Türkiye'ye bir ekonomik ambargo olur mu? AB'nin böyle bir karar vermesi çok aykırı bir karar olur. Zira ambargo bizim kadar Avrupa'ya da zarar verir.

1) Türkiye taahhütlerini yerine getirmiyorsa, Avrupa da aynı paralele düşer ve güven kaybeder.
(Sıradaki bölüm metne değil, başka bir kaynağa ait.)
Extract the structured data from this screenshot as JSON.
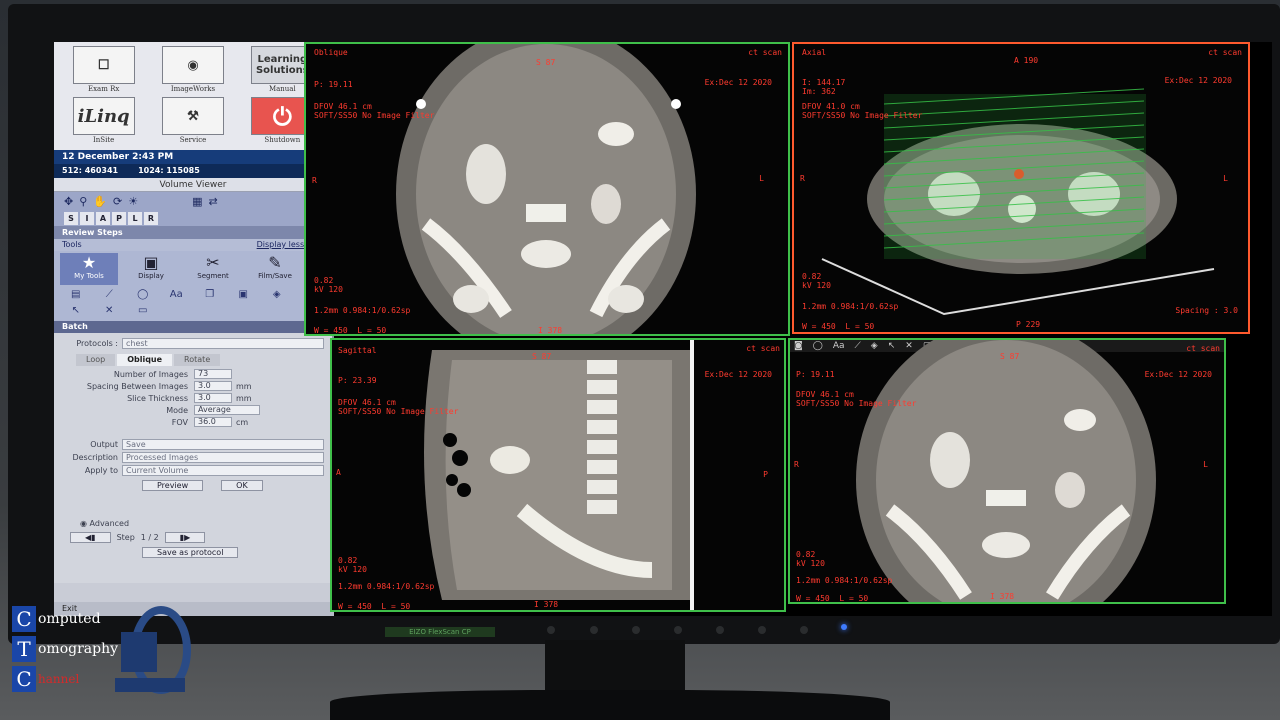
{
  "launcher": [
    {
      "label": "Exam Rx",
      "icon": "exam-icon"
    },
    {
      "label": "ImageWorks",
      "icon": "imageworks-icon"
    },
    {
      "label": "Manual",
      "icon_text": "Learning Solutions"
    },
    {
      "label": "InSite",
      "icon_text": "iLinq"
    },
    {
      "label": "Service",
      "icon": "service-icon"
    },
    {
      "label": "Shutdown",
      "icon": "power-icon"
    }
  ],
  "datetime": "12 December  2:43 PM",
  "ids": {
    "a": "512:",
    "a_val": "460341",
    "b": "1024:",
    "b_val": "115085"
  },
  "volume_viewer": "Volume Viewer",
  "directions": [
    "S",
    "I",
    "A",
    "P",
    "L",
    "R"
  ],
  "review_steps": "Review Steps",
  "tools": "Tools",
  "display_less": "Display less tools",
  "my_tools": [
    {
      "label": "My Tools",
      "glyph": "★"
    },
    {
      "label": "Display",
      "glyph": "▣"
    },
    {
      "label": "Segment",
      "glyph": "✂"
    },
    {
      "label": "Film/Save",
      "glyph": "✎"
    }
  ],
  "batch": "Batch",
  "form": {
    "protocols_label": "Protocols :",
    "protocols_value": "chest",
    "tabs": [
      "Loop",
      "Oblique",
      "Rotate"
    ],
    "number_images_label": "Number of Images",
    "number_images": "73",
    "spacing_label": "Spacing Between Images",
    "spacing": "3.0",
    "slice_label": "Slice Thickness",
    "slice": "3.0",
    "mm": "mm",
    "mode_label": "Mode",
    "mode": "Average",
    "fov_label": "FOV",
    "fov": "36.0",
    "cm": "cm",
    "output_label": "Output",
    "output": "Save",
    "description_label": "Description",
    "description": "Processed Images",
    "apply_label": "Apply to",
    "apply": "Current Volume",
    "preview": "Preview",
    "ok": "OK",
    "advanced": "Advanced",
    "step_label": "Step",
    "step_value": "1 / 2",
    "save_protocol": "Save as protocol",
    "exit": "Exit"
  },
  "viewports": {
    "oblique": {
      "name": "Oblique",
      "top": "S 87",
      "scan": "ct scan",
      "date": "Ex:Dec 12 2020",
      "pos": "P: 19.11",
      "dfov": "DFOV 46.1 cm",
      "filter": "SOFT/SS50 No Image Filter",
      "right": "L",
      "left": "R",
      "kv": "0.82\nkV 120",
      "spacing": "1.2mm 0.984:1/0.62sp",
      "wl": "W = 450  L = 50",
      "bottom": "I 378"
    },
    "axial": {
      "name": "Axial",
      "top": "A 190",
      "scan": "ct scan",
      "date": "Ex:Dec 12 2020",
      "pos": "I: 144.17\nIm: 362",
      "dfov": "DFOV 41.0 cm",
      "filter": "SOFT/SS50 No Image Filter",
      "right": "L",
      "left": "R",
      "kv": "0.82\nkV 120",
      "spacing": "1.2mm 0.984:1/0.62sp",
      "spacing_r": "Spacing : 3.0",
      "wl": "W = 450  L = 50",
      "bottom": "P 229"
    },
    "sagittal": {
      "name": "Sagittal",
      "top": "S 87",
      "scan": "ct scan",
      "date": "Ex:Dec 12 2020",
      "pos": "P: 23.39",
      "dfov": "DFOV 46.1 cm",
      "filter": "SOFT/SS50 No Image Filter",
      "right": "P",
      "left": "A",
      "kv": "0.82\nkV 120",
      "spacing": "1.2mm 0.984:1/0.62sp",
      "wl": "W = 450  L = 50",
      "bottom": "I 378"
    },
    "coronal": {
      "name": "",
      "top": "S 87",
      "scan": "ct scan",
      "date": "Ex:Dec 12 2020",
      "pos": "P: 19.11",
      "dfov": "DFOV 46.1 cm",
      "filter": "SOFT/SS50 No Image Filter",
      "right": "L",
      "left": "R",
      "kv": "0.82\nkV 120",
      "spacing": "1.2mm 0.984:1/0.62sp",
      "wl": "W = 450  L = 50",
      "bottom": "I 378"
    }
  },
  "monitor_label": "EIZO FlexScan CP",
  "watermark": {
    "l1": "C",
    "w1": "omputed",
    "l2": "T",
    "w2": "omography",
    "l3": "C",
    "w3": "hannel"
  }
}
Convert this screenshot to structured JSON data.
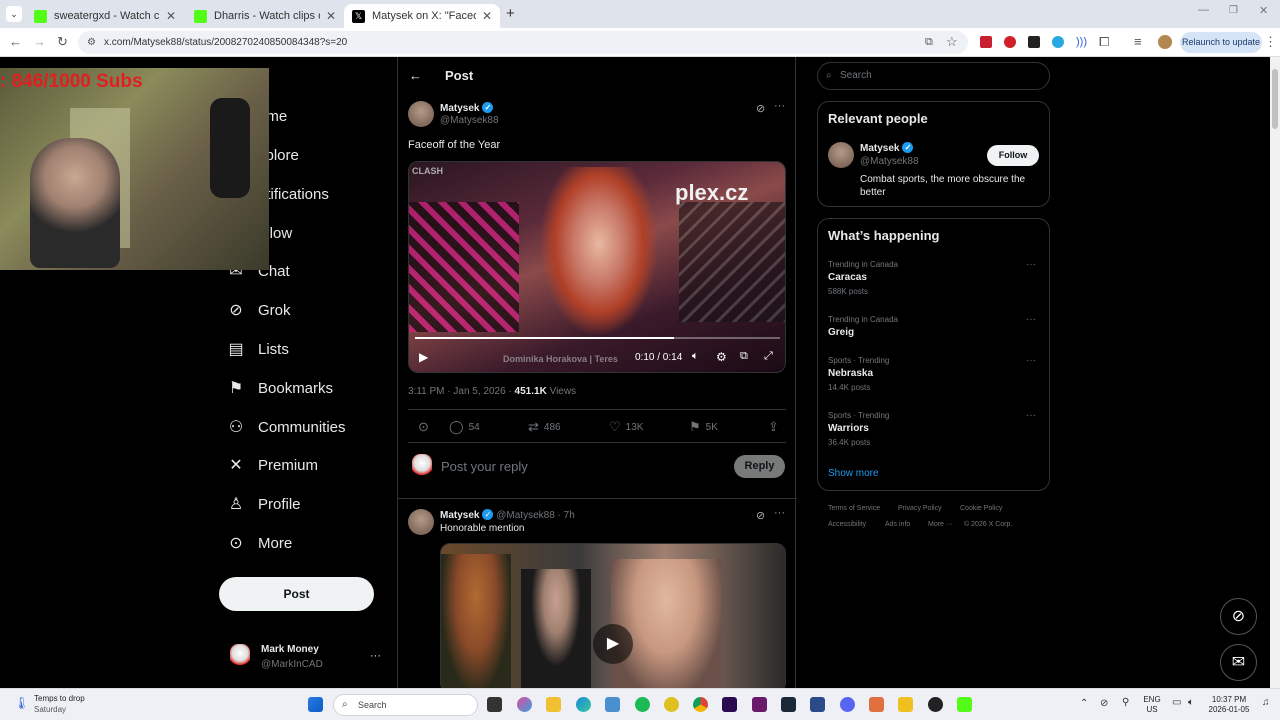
{
  "browser": {
    "tabs": [
      {
        "title": "sweatergxd - Watch clips on Kick",
        "favicon_color": "#53fc18"
      },
      {
        "title": "Dharris - Watch clips on Kick",
        "favicon_color": "#53fc18"
      },
      {
        "title": "Matysek on X: \"Faceoff of the Year\"",
        "favicon_color": "#000000",
        "active": true
      }
    ],
    "new_tab": "+",
    "url": "x.com/Matysek88/status/2008270240850084348?s=20",
    "relaunch_label": "Relaunch to update"
  },
  "stream_overlay": {
    "subs_text": ": 846/1000  Subs"
  },
  "nav": {
    "items": [
      {
        "label": "ome",
        "icon": "home-icon"
      },
      {
        "label": "xplore",
        "icon": "search-icon"
      },
      {
        "label": "otifications",
        "icon": "bell-icon"
      },
      {
        "label": "ollow",
        "icon": "person-add-icon"
      },
      {
        "label": "Chat",
        "icon": "mail-icon"
      },
      {
        "label": "Grok",
        "icon": "grok-icon"
      },
      {
        "label": "Lists",
        "icon": "list-icon"
      },
      {
        "label": "Bookmarks",
        "icon": "bookmark-icon"
      },
      {
        "label": "Communities",
        "icon": "people-icon"
      },
      {
        "label": "Premium",
        "icon": "x-logo-icon"
      },
      {
        "label": "Profile",
        "icon": "person-icon"
      },
      {
        "label": "More",
        "icon": "more-circle-icon"
      }
    ],
    "post_label": "Post",
    "account": {
      "name": "Mark Money",
      "handle": "@MarkInCAD",
      "more": "···"
    }
  },
  "main": {
    "header_title": "Post",
    "post": {
      "author": "Matysek",
      "handle": "@Matysek88",
      "text": "Faceoff of the Year",
      "video": {
        "watermark": "CLASH",
        "banner_text": "plex.cz",
        "caption": "Dominika Horakova | Teres",
        "time": "0:10 / 0:14",
        "progress": 0.71
      },
      "timestamp": "3:11 PM · Jan 5, 2026 ·",
      "views_count": "451.1K",
      "views_label": "Views",
      "stats": {
        "replies": "54",
        "reposts": "486",
        "likes": "13K",
        "bookmarks": "5K"
      }
    },
    "reply_box": {
      "placeholder": "Post your reply",
      "button": "Reply"
    },
    "reply": {
      "author": "Matysek",
      "handle": "@Matysek88",
      "time": "· 7h",
      "text": "Honorable mention"
    }
  },
  "sidebar": {
    "search_placeholder": "Search",
    "relevant": {
      "title": "Relevant people",
      "name": "Matysek",
      "handle": "@Matysek88",
      "follow": "Follow",
      "bio": "Combat sports, the more obscure the better"
    },
    "happening": {
      "title": "What’s happening",
      "trends": [
        {
          "meta": "Trending in Canada",
          "name": "Caracas",
          "count": "588K posts"
        },
        {
          "meta": "Trending in Canada",
          "name": "Greig",
          "count": ""
        },
        {
          "meta": "Sports · Trending",
          "name": "Nebraska",
          "count": "14.4K posts"
        },
        {
          "meta": "Sports · Trending",
          "name": "Warriors",
          "count": "36.4K posts"
        }
      ],
      "show_more": "Show more"
    },
    "footer": [
      "Terms of Service",
      "Privacy Policy",
      "Cookie Policy",
      "Accessibility",
      "Ads info",
      "More ···",
      "© 2026 X Corp."
    ]
  },
  "taskbar": {
    "weather_line1": "Temps to drop",
    "weather_line2": "Saturday",
    "search_label": "Search",
    "lang_line1": "ENG",
    "lang_line2": "US",
    "time": "10:37 PM",
    "date": "2026-01-05"
  },
  "colors": {
    "accent": "#1d9bf0",
    "kick": "#53fc18",
    "background": "#000000"
  }
}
2) Avrupa ile olan dış ticaretimizde ihracatımızdan çok ithalat yapıyoruz ve geçen sene, 2015 yılında AB 28 ile olan dış ticaretimizden dolayı 14.7 milyar dolar açık verdik. Elbette AB 28'de bu kadar fazla verdi. Yani Türkiye ile olan dış ticaretinden kârlı çıktı.

*****

Avrupa İle Olan Yıllık Dış Ticaret (2015- Milyar Dolar)

İhracat İthalat Fark

Türkiye Toplamı 143.8 207.2 -72.4

AB (28) 64.0 78.7 -14.7

Toplamda AB(28) Payı 44.5 38.0 --------

Diğer Avrupa 14.0 28.1 -14.1

***************************************

AB 28'in böyle bir ambargo kararı bizim kadar kendilerinin de zararına olur. Ayrıca AB (28 )ile olan ekonomik ilişkilerin zarar görmesinden normal olarak diğer Avrupa ülkelerinin etkilenmemesi gerekir.

Buna rağmen, AB ile olan ilişkilerin bozulması halinde Türkiye'nin üçüncü ülke olma riski vardır.

Mamafih, Askon toplantısında Başbakan Yardımcısı Mehmet Şimşek ''Japonya'ya gittim en çok gelen soru, 'Türkiye, AB'den kopacak mı? Japonlar AB 'den koparsanız biz uğramayız' diyorlar."

3) Öte yandan Avrupa, insan hakları ve demokratik özgürlükleri, ekonomik , siyasi ve sosyal haklardan daha önde tutuyor ve bu hakları kırmızı çizgileri olarak ilan ediyor.

Avrupa İnsan Hakları Sözleşmesi'ni, Türkiye 18 Mayıs 1954'te onaylamış, 28 Ocak 1987'de de bireysel başvuru hakkını tanımış ve 28 Ocak 1990'da da Mahkeme'nin zorunlu yargı yetkisini kabul edip onaylamıştır.

Düşünce ve ifade özgürlüğü ve bunların nasıl kısıtlanabileceği Avrupa İnsan Hakları Sözleşmesi'nin 9. ve 10 maddelerinde yer almıştır.

Türkiye'de özellikle ifade özgürlüğü olarak gazetecilerin tutuklanmasını Avrupalılar bir kefeye yerleştiremiyor. Ayrıca Türkiye, AİHM'e başvuru sayısı olarak Ukrayna ve Rusya'dan sonra üçüncü sıradadır. AİHM bugüne kadar ifade özgürlüğü konusunda 619 davaya bakmıştır. Bunların 258 tanesi Türkiye'ye aittir.

Yani Türkiye de bu alanda hassas davranmıyor. Bu nedenle bu sorunlar, daha akılcı ve diplomatik yolla çözülmelidir. Sertleşme iç politikada prim yapar ve fakat her sertleşme aynı zamanda Türkiye'nin geleceğinden götürür.